En cas de désaccord sur la qualification d’une prestation (simple livraison de denrées à 5,5 % ou restauration sur place à 10 %, par exemple), un contentieux de TVA peut naître. Le traiteur devra alors démontrer, pièces à l’appui, la réalité de son mode d’intervention. Un devis mentionnant explicitement la présence de serveurs, le dressage des tables et le nettoyage final aura tendance à orienter l’analyse vers une prestation de restauration à 10 %. À l’inverse, un contrat limitant l’intervention à la seule livraison de plats conditionnés étayera la thèse d’une livraison de denrées à 5,5 %.
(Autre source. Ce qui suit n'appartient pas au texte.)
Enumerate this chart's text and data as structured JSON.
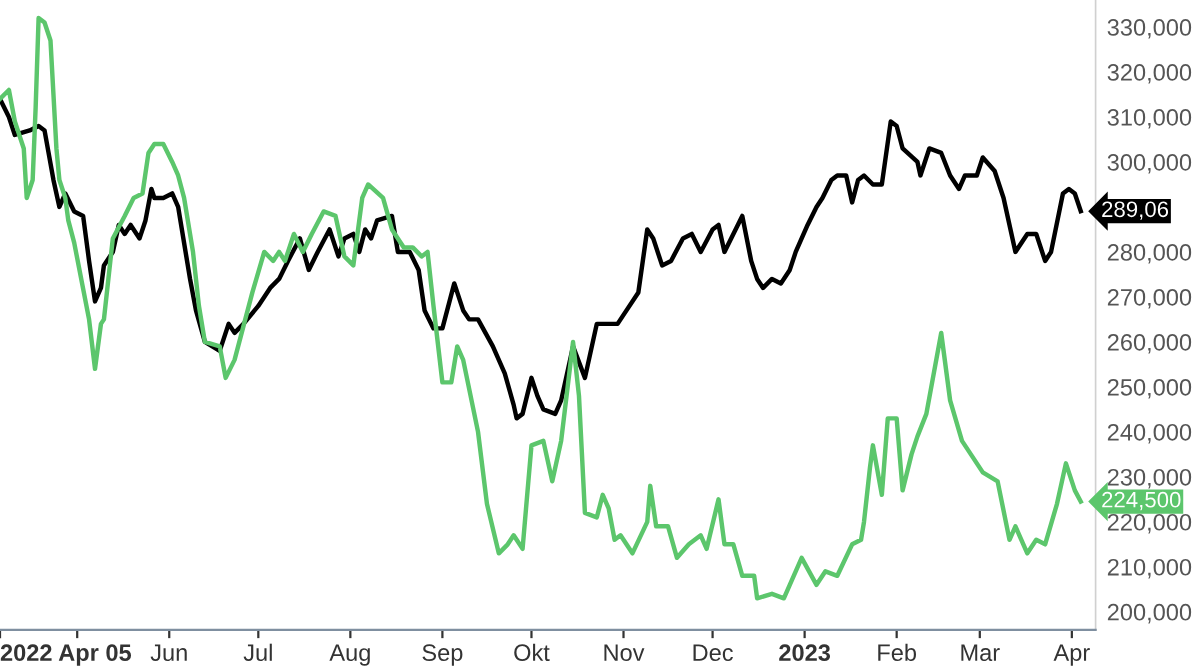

Pour limiter les risques, la meilleure stratégie reste la prévention : mettre en place des procédures internes claires, former le personnel administratif aux règles de TVA, recourir à un expert-comptable familier du secteur, et conserver systématiquement tous les justificatifs. En cas de contrôle ou de proposition de rectification, une réponse argumentée, fondée sur les textes et la documentation officielle, permettra souvent de réduire l’ampleur du redressement, voire d’éviter un contentieux prolongé. Pour un traiteur de mariage, maîtriser la TVA n’est donc pas seulement une obligation légale, c’est aussi un élément clé de la pérennité économique de son activité.